2023-08-23T16:19:16+10:00 time="2023-08-23T06:19:16Z" level=error msg="Failed to get node topology zone for node : nodes \"\" not found" addr=":8086" component=endpoint-translator remote="127.0.0.1:38158" service="service-xxx.ns.svc.cluster.local:8080"

This is a huge problem. The destination-controller is broken on 2.13.4. Occasionally under load (i guess?) it will stop responding to diagnostics commands and also won’t serve up new IPs to proxies leading to a cluster wide failure until the controller is restarted. We’re runnings 300+ meshed pods with 5 pods per ctrl plane component so maybe this just shows up at this scale?

I have a job that runs every minute and diffs the IPs for a handful of endpoints per destination controller pod and per endpoint slice. During the outage this job was the canary in the coal mine because it stopped logging. Most likely because the diagnostics command hung. The destination controllers stopped logging anything at all (they usually complain about Failed to get node topology zone for node on a regular basis).

I’m going to downgrade to 2.12 as soon as possible.
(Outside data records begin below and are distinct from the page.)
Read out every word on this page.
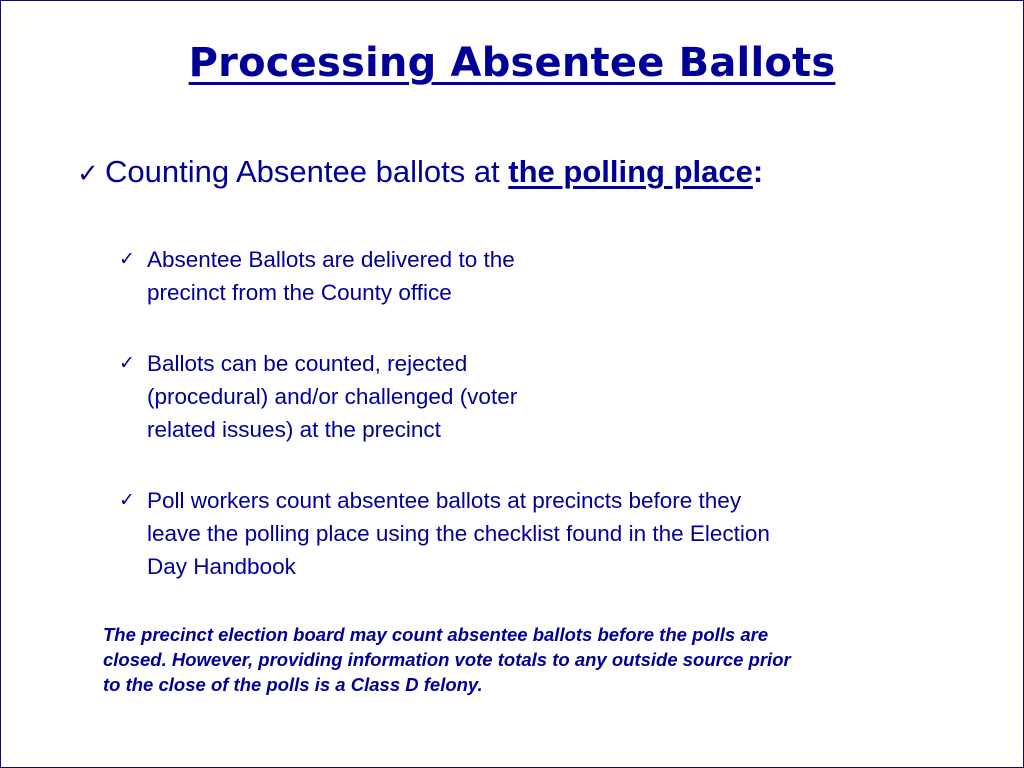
Processing Absentee Ballots
✓ Counting Absentee ballots at the polling place:
✓ Absentee Ballots are delivered to the
precinct from the County office
✓ Ballots can be counted, rejected
(procedural) and/or challenged (voter
related issues) at the precinct
✓ Poll workers count absentee ballots at precincts before they
leave the polling place using the checklist found in the Election
Day Handbook
The precinct election board may count absentee ballots before the polls are
closed. However, providing information vote totals to any outside source prior
to the close of the polls is a Class D felony.
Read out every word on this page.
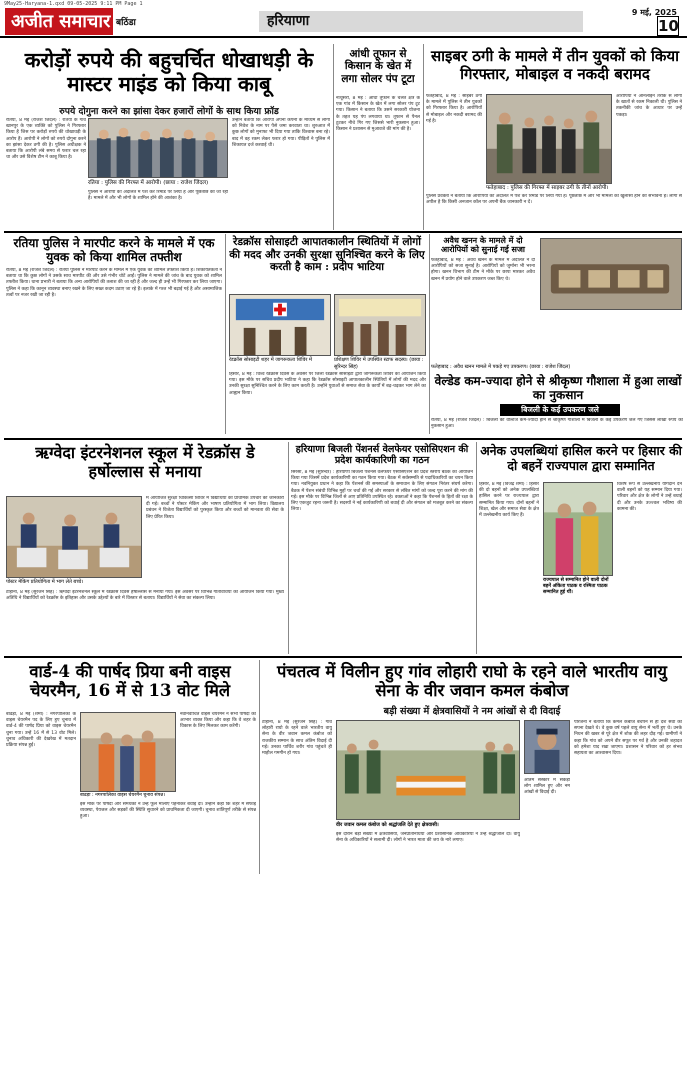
9May25-Haryana-1.qxd 09-05-2025 9:11 PM Page 1
अजीत समाचार बठिंडा	हरियाणा
9 मई, 2025
10
करोड़ों रुपये की बहुचर्चित धोखाधड़ी के मास्टर माइंड को किया काबू
रुपये दोगुना करने का झांसा देकर हजारों लोगों के साथ किया फ्रॉड
रतिया, 8 मई (राजेश जिंदल) : रतिया के गांव खानपुर के एक व्यक्ति को पुलिस ने गिरफ्तार किया है जिस पर करोड़ों रुपये की धोखाधड़ी के आरोप हैं। आरोपी ने लोगों को रुपये दोगुना करने का झांसा देकर ठगी की है। पुलिस अधीक्षक ने बताया कि आरोपी लंबे समय से फरार चल रहा था और उसे विशेष टीम ने काबू किया है।
रतिया : पुलिस की गिरफ्त में आरोपी। (छाया : राजेश जिंदल)
पुलिस ने आरोपी को अदालत में पेश कर रिमांड पर लिया है और पूछताछ की जा रही है। मामले में और भी लोगों के शामिल होने की आशंका है।
उन्होंने बताया कि आरोपी अपनी कंपनी के माध्यम से लोगों को निवेश के नाम पर पैसे जमा करवाता था। शुरुआत में कुछ लोगों को मुनाफा भी दिया गया ताकि विश्वास बना रहे। बाद में वह रकम लेकर फरार हो गया। पीड़ितों ने पुलिस में शिकायत दर्ज करवाई थी।
आंधी तूफान से किसान के खेत में लगा सोलर पंप टूटा
नाथूसरी, 8 मई : आंधी तूफान के चलते क्षेत्र के एक गांव में किसान के खेत में लगा सोलर पंप टूट गया। किसान ने बताया कि उसने सरकारी योजना के तहत यह पंप लगवाया था। तूफान से पैनल टूटकर नीचे गिर गए जिससे भारी नुकसान हुआ। किसान ने प्रशासन से मुआवजे की मांग की है।
साइबर ठगी के मामले में तीन युवकों को किया गिरफ्तार, मोबाइल व नकदी बरामद
फतेहाबाद, 8 मई : साइबर ठगी के मामले में पुलिस ने तीन युवकों को गिरफ्तार किया है। आरोपियों से मोबाइल और नकदी बरामद की गई है।
फतेहाबाद : पुलिस की गिरफ्त में साइबर ठगी के तीनों आरोपी।
आरोपियों ने ऑनलाइन तरीके से लोगों के खातों से रकम निकाली थी। पुलिस ने तकनीकी जांच के आधार पर उन्हें पकड़ा।
पुलिस प्रवक्ता ने बताया कि आरोपियों को अदालत में पेश कर रिमांड पर लिया गया है। पूछताछ में और भी मामलों का खुलासा होने की संभावना है। लोगों से अपील है कि किसी अनजान कॉल पर अपनी बैंक जानकारी न दें।
रतिया पुलिस ने मारपीट करने के मामले में एक युवक को किया शामिल तफ्तीश
रतिया, 8 मई (राजेश जिंदल) : रतिया पुलिस ने मारपीट करने के मामले में एक युवक को शामिल तफ्तीश किया है। शिकायतकर्ता ने बताया था कि कुछ लोगों ने उसके साथ मारपीट की और उसे गंभीर चोटें आईं। पुलिस ने मामले की जांच के बाद युवक को शामिल तफ्तीश किया। थाना प्रभारी ने बताया कि अन्य आरोपियों की तलाश की जा रही है और जल्द ही उन्हें भी गिरफ्तार कर लिया जाएगा। पुलिस ने कहा कि कानून व्यवस्था बनाए रखने के लिए सख्त कदम उठाए जा रहे हैं। इलाके में गश्त भी बढ़ाई गई है और असामाजिक तत्वों पर नजर रखी जा रही है।
रेडक्रॉस सोसाइटी आपातकालीन स्थितियों में लोगों की मदद और उनकी सुरक्षा सुनिश्चित करने के लिए करती है काम : प्रदीप भाटिया
रेडक्रॉस सोसाइटी शहर में जागरूकता शिविर में	प्रशिक्षण शिविर में उपस्थित स्टाफ सदस्य। (छाया : सुरिन्दर सिंह)
हिसार, 8 मई : विश्व रेडक्रॉस दिवस के अवसर पर जिला रेडक्रॉस सोसाइटी द्वारा जागरूकता शिविर का आयोजन किया गया। इस मौके पर सचिव प्रदीप भाटिया ने कहा कि रेडक्रॉस सोसाइटी आपातकालीन स्थितियों में लोगों की मदद और उनकी सुरक्षा सुनिश्चित करने के लिए काम करती है। उन्होंने युवाओं से समाज सेवा के कार्यों में बढ़-चढ़कर भाग लेने का आह्वान किया।
अवैध खनन के मामले में दो आरोपियों को सुनाई गई सजा
फतेहाबाद, 8 मई : अवैध खनन के मामले में अदालत ने दो आरोपियों को सजा सुनाई है। आरोपियों को जुर्माना भी भरना होगा। खनन विभाग की टीम ने मौके पर छापा मारकर अवैध खनन में प्रयोग होने वाले उपकरण जब्त किए थे।
फतेहाबाद : अवैध खनन मामले में पकड़े गए उपकरण। (छाया : राजेश जिंदल)
वेल्डेड कम-ज्यादा होने से श्रीकृष्ण गौशाला में हुआ लाखों का नुकसान
बिजली के कई उपकरण जले
रतिया, 8 मई (राजेश जिंदल) : बिजली की वोल्टेज कम-ज्यादा होने से श्रीकृष्ण गौशाला में बिजली के कई उपकरण जल गए जिससे लाखों रुपये का नुकसान हुआ।
ऋग्वेदा इंटरनेशनल स्कूल में रेडक्रॉस डे हर्षोल्लास से मनाया
पोस्टर मेकिंग प्रतियोगिता में भाग लेते बच्चे।
में आयोजित सुरक्षा चिकित्सा शिविर में विद्यार्थियों को प्राथमिक उपचार की जानकारी दी गई। बच्चों ने पोस्टर मेकिंग और भाषण प्रतियोगिता में भाग लिया। विद्यालय प्रबंधन ने विजेता विद्यार्थियों को पुरस्कृत किया और बच्चों को मानवता की सेवा के लिए प्रेरित किया।
टोहाना, 8 मई (सुरजन सिंह) : ऋग्वेदा इंटरनेशनल स्कूल में रेडक्रॉस दिवस हर्षोल्लास से मनाया गया। इस अवसर पर विभिन्न गतिविधियों का आयोजन किया गया। मुख्य अतिथि ने विद्यार्थियों को रेडक्रॉस के इतिहास और उसके उद्देश्यों के बारे में विस्तार से बताया। विद्यार्थियों ने सेवा का संकल्प लिया।
हरियाणा बिजली पेंशनर्स वेलफेयर एसोसिएशन की प्रदेश कार्यकारिणी का गठन
सिरसा, 8 मई (सुरिन्दर) : हरियाणा बिजली पेंशनर्स वेलफेयर एसोसिएशन की प्रदेश स्तरीय बैठक का आयोजन किया गया जिसमें प्रदेश कार्यकारिणी का गठन किया गया। बैठक में सर्वसम्मति से पदाधिकारियों का चयन किया गया। नवनियुक्त प्रधान ने कहा कि पेंशनर्स की समस्याओं के समाधान के लिए संगठन निरंतर संघर्ष करेगा। बैठक में पेंशन संबंधी विभिन्न मुद्दों पर चर्चा की गई और सरकार से लंबित मांगों को जल्द पूरा करने की मांग की गई। इस मौके पर विभिन्न जिलों से आए प्रतिनिधि उपस्थित रहे। वक्ताओं ने कहा कि पेंशनर्स के हितों की रक्षा के लिए एकजुट रहना जरूरी है। सदस्यों ने नई कार्यकारिणी को बधाई दी और संगठन को मजबूत करने का संकल्प लिया।
अनेक उपलब्धियां हासिल करने पर हिसार की दो बहनें राज्यपाल द्वारा सम्मानित
हिसार, 8 मई (विजेंद्र शर्मा) : हिसार की दो बहनों को अनेक उपलब्धियां हासिल करने पर राज्यपाल द्वारा सम्मानित किया गया। दोनों बहनों ने शिक्षा, खेल और समाज सेवा के क्षेत्र में उल्लेखनीय कार्य किए हैं।
राज्यपाल से सम्मानित होने वाली दोनों बहनें अंकिता पाठक व रश्मिता पाठक सम्मानित हुई थीं।
विशेष रूप से उल्लेखनीय योगदान देने वाली बहनों को यह सम्मान दिया गया। परिवार और क्षेत्र के लोगों ने उन्हें बधाई दी और उनके उज्ज्वल भविष्य की कामना की।
वार्ड-4 की पार्षद प्रिया बनी वाइस चेयरमैन, 16 में से 13 वोट मिले
बाढड़ा, 8 मई (शर्मा) : नगरपालिका के वाइस चेयरमैन पद के लिए हुए चुनाव में वार्ड-4 की पार्षद प्रिया को वाइस चेयरमैन चुना गया। उन्हें 16 में से 13 वोट मिले। चुनाव अधिकारी की देखरेख में मतदान प्रक्रिया संपन्न हुई।
बाढड़ा : नगरपालिका वाइस चेयरमैन चुनाव संपन्न।
नवनिर्वाचित वाइस चेयरमैन ने सभी पार्षदों का आभार व्यक्त किया और कहा कि वे शहर के विकास के लिए मिलकर काम करेंगी।
इस मौके पर पार्षदों और समर्थकों ने उन्हें फूल मालाएं पहनाकर बधाई दी। उन्होंने कहा कि शहर में सफाई व्यवस्था, पेयजल और सड़कों की स्थिति सुधारने को प्राथमिकता दी जाएगी। चुनाव शांतिपूर्ण तरीके से संपन्न हुआ।
पंचतत्व में विलीन हुए गांव लोहारी राघो के रहने वाले भारतीय वायु सेना के वीर जवान कमल कंबोज
बड़ी संख्या में क्षेत्रवासियों ने नम आंखों से दी विदाई
टोहाना, 8 मई (सुरजन सिंह) : गांव लोहारी राघो के रहने वाले भारतीय वायु सेना के वीर जवान कमल कंबोज को राजकीय सम्मान के साथ अंतिम विदाई दी गई। उनका पार्थिव शरीर गांव पहुंचते ही माहौल गमगीन हो गया।
वीर जवान कमल कंबोज को श्रद्धांजलि देते हुए क्षेत्रवासी।
इस दौरान बड़ी संख्या में क्षेत्रवासियों, जनप्रतिनिधियों और प्रशासनिक अधिकारियों ने उन्हें श्रद्धांजलि दी। वायु सेना के अधिकारियों ने सलामी दी। लोगों ने भारत माता की जय के नारे लगाए।
परिजनों ने बताया कि कमल कंबोज बचपन से ही देश सेवा का सपना देखते थे। वे कुछ वर्ष पहले वायु सेना में भर्ती हुए थे। उनके निधन की खबर से पूरे क्षेत्र में शोक की लहर दौड़ गई। ग्रामीणों ने कहा कि गांव को अपने वीर सपूत पर गर्व है और उनकी शहादत को हमेशा याद रखा जाएगा। प्रशासन ने परिवार को हर संभव सहायता का आश्वासन दिया।
अंतिम संस्कार में सैकड़ों लोग शामिल हुए और नम आंखों से विदाई दी।
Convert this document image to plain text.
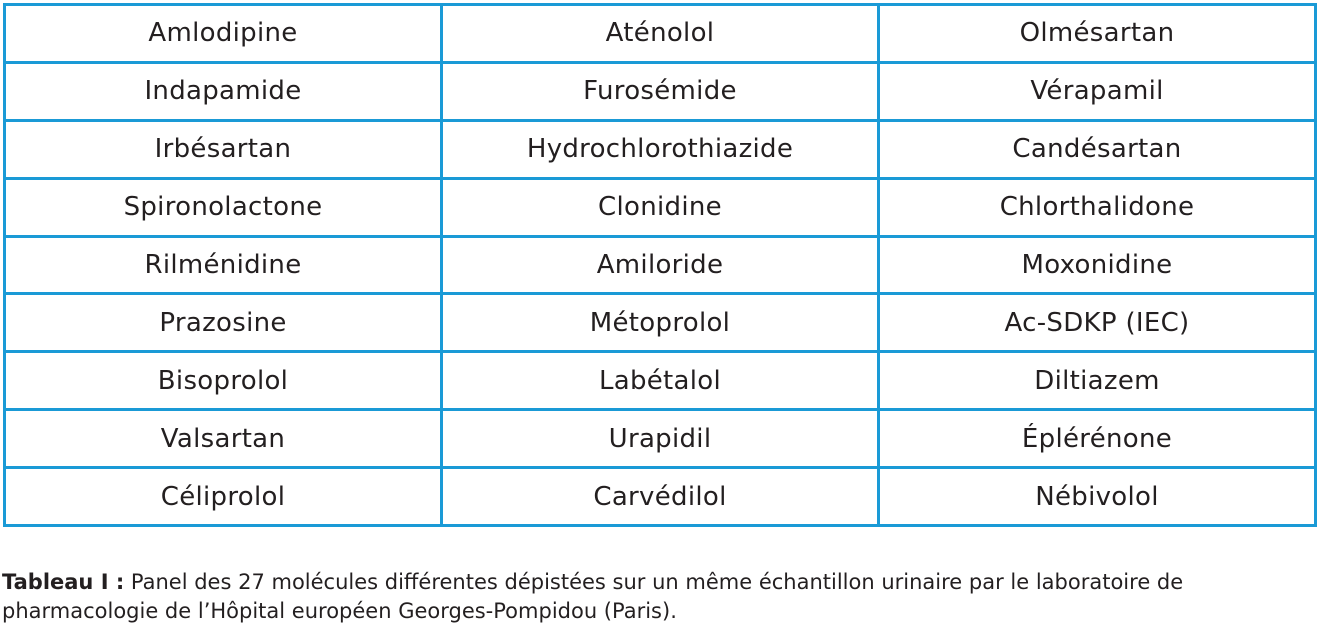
Amlodipine	Aténolol	Olmésartan
Indapamide	Furosémide	Vérapamil
Irbésartan	Hydrochlorothiazide	Candésartan
Spironolactone	Clonidine	Chlorthalidone
Rilménidine	Amiloride	Moxonidine
Prazosine	Métoprolol	Ac-SDKP (IEC)
Bisoprolol	Labétalol	Diltiazem
Valsartan	Urapidil	Éplérénone
Céliprolol	Carvédilol	Nébivolol

Tableau I : Panel des 27 molécules différentes dépistées sur un même échantillon urinaire par le laboratoire de pharmacologie de l’Hôpital européen Georges-Pompidou (Paris).
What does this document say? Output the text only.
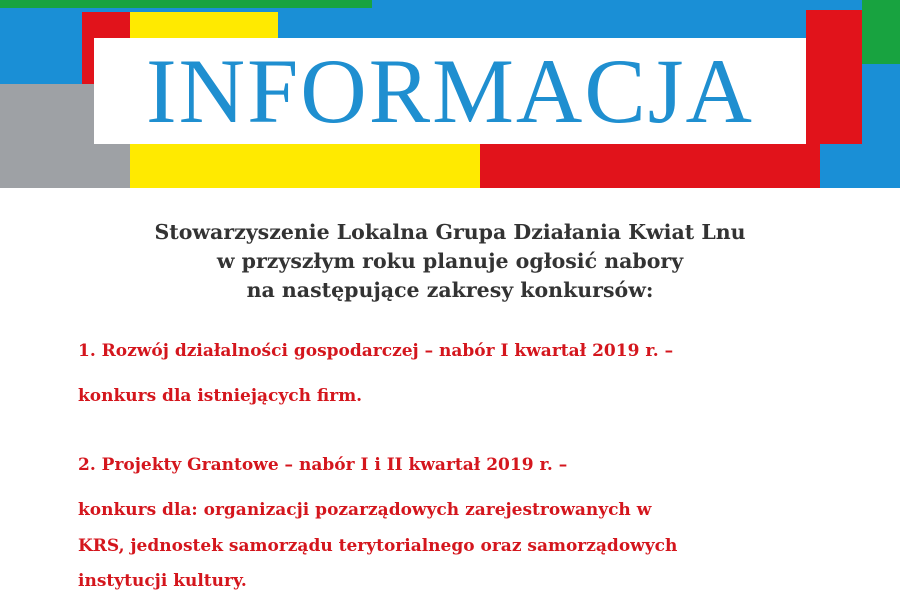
INFORMACJA
Stowarzyszenie Lokalna Grupa Działania Kwiat Lnu
w przyszłym roku planuje ogłosić nabory
na następujące zakresy konkursów:
1. Rozwój działalności gospodarczej – nabór I kwartał 2019 r. –
konkurs dla istniejących firm.
2. Projekty Grantowe – nabór I i II kwartał 2019 r. –
konkurs dla: organizacji pozarządowych zarejestrowanych w
KRS, jednostek samorządu terytorialnego oraz samorządowych
instytucji kultury.
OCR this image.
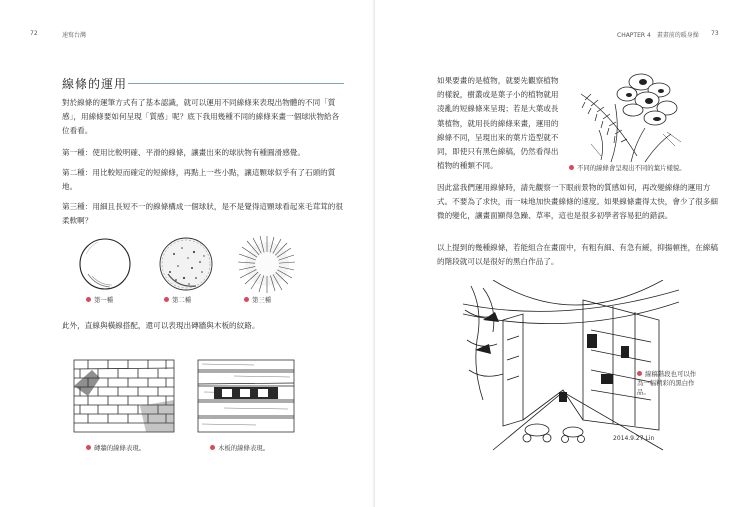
72	速寫台灣
線條的運用

對於線條的運筆方式有了基本認識，就可以運用不同線條來表現出物體的不同「質感」，用線條要如何呈現「質感」呢？底下我用幾種不同的線條來畫一個球狀物給各位看看。

第一種：使用比較明確、平滑的線條，讓畫出來的球狀物有種圓滑感覺。

第二種：用比較短而確定的短線條，再點上一些小點，讓這顆球似乎有了石頭的質地。

第三種：用細且長短不一的線條構成一個球狀，是不是覺得這顆球看起來毛茸茸的很柔軟啊？

第一種	第二種	第三種

此外，直線與橫線搭配，還可以表現出磚牆與木板的紋路。

磚牆的線條表現。	木板的線條表現。
CHAPTER 4　畫畫前的暖身操 73

如果要畫的是植物，就要先觀察植物的樣貌，樹叢或是葉子小的植物就用凌亂的短線條來呈現；若是大葉或長葉植物，就用長的線條來畫，運用的線條不同，呈現出來的葉片造型就不同，即使只有黑色線稿，仍然看得出植物的種類不同。	不同的線條會呈現出不同的葉片樣貌。

因此當我們運用線條時，請先觀察一下眼前景物的質感如何，再改變線條的運用方式。不要為了求快，而一味地加快畫線條的速度。如果線條畫得太快，會少了很多細微的變化，讓畫面顯得急躁、草率，這也是很多初學者容易犯的錯誤。

以上提到的幾種線條，若能組合在畫面中，有粗有細、有急有緩，抑揚頓挫，在線稿的階段就可以是很好的黑白作品了。

2014.9.27 Lin
線稿階段也可以作為一幅精彩的黑白作品。
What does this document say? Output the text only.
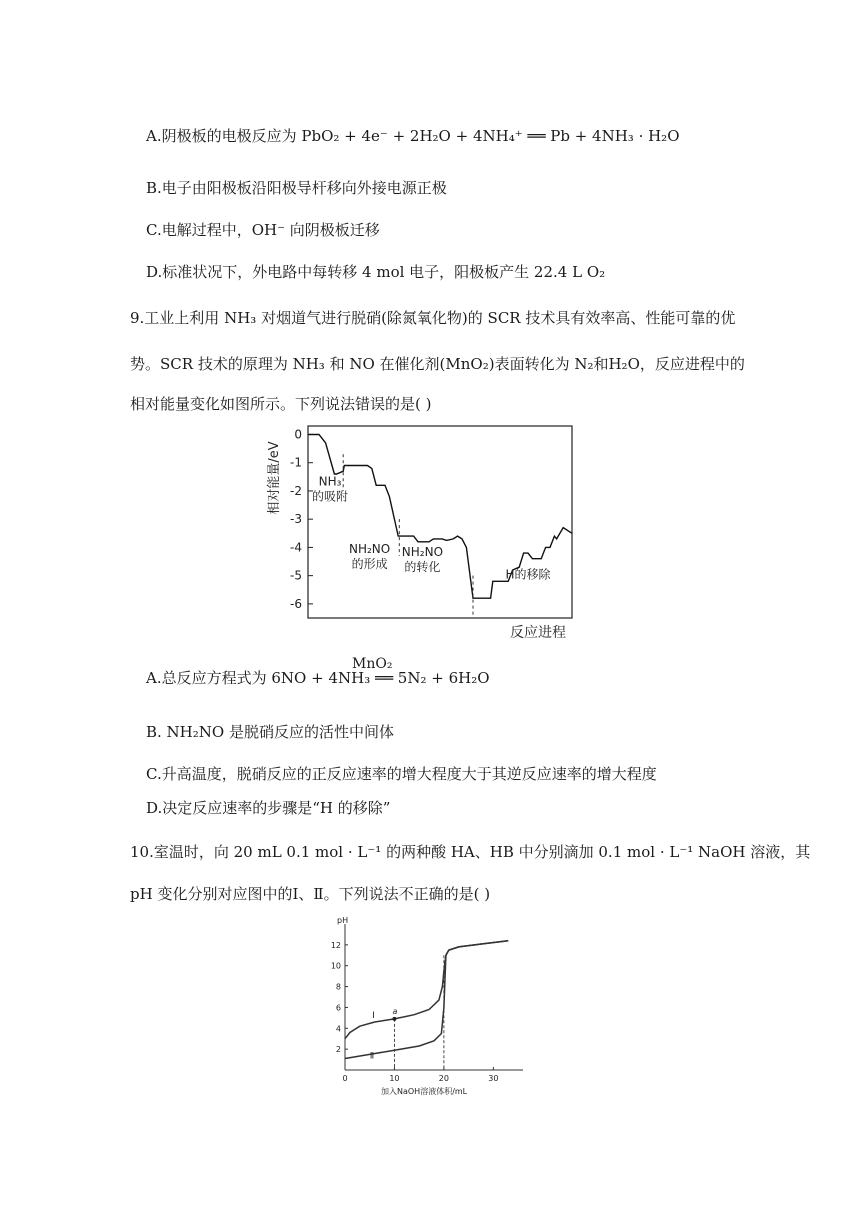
A.阴极板的电极反应为 PbO₂ + 4e⁻ + 2H₂O + 4NH₄⁺ ══ Pb + 4NH₃ · H₂O
B.电子由阳极板沿阳极导杆移向外接电源正极
C.电解过程中，OH⁻ 向阴极板迁移
D.标准状况下，外电路中每转移 4 mol 电子，阳极板产生 22.4 L O₂
9.工业上利用 NH₃ 对烟道气进行脱硝(除氮氧化物)的 SCR 技术具有效率高、性能可靠的优
势。SCR 技术的原理为 NH₃ 和 NO 在催化剂(MnO₂)表面转化为 N₂和H₂O，反应进程中的
相对能量变化如图所示。下列说法错误的是( )
相对能量/eV
反应进程
0
-1
-2
-3
-4
-5
-6
NH₃
的吸附
NH₂NO
的形成
NH₂NO
的转化
H的移除
MnO₂
A.总反应方程式为 6NO + 4NH₃ ══ 5N₂ + 6H₂O
B. NH₂NO 是脱硝反应的活性中间体
C.升高温度，脱硝反应的正反应速率的增大程度大于其逆反应速率的增大程度
D.决定反应速率的步骤是“H 的移除”
10.室温时，向 20 mL 0.1 mol · L⁻¹ 的两种酸 HA、HB 中分别滴加 0.1 mol · L⁻¹ NaOH 溶液，其
pH 变化分别对应图中的Ⅰ、Ⅱ。下列说法不正确的是( )
pH
加入NaOH溶液体积/mL
0	10	20	30
2
4
6
8
10
12
a
Ⅰ
Ⅱ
@jandersen-plaid that’s from the endpoint controller. In the past I had suspected that throttling at the API server level was causing the endpoints API itself to be out of sync with the current set of Pods hence leading the linkerd cache to be out of sync but it seems like the problem lies between endpoints and linkerd. I’m running a version of that script above in the cluster now with automatic restarts of the destination controller and extensive logging. Will report back if I find anything interesting.

I’m having this same issue on a cluster with several hundred meshed pods. I’m on 2.13.4. I worry that it’s an out-of-date endpoints cache issue that is causing the whole service to be deemed unavailable. The only way to recover from this issue is to restart all the proxies that are logging this issue.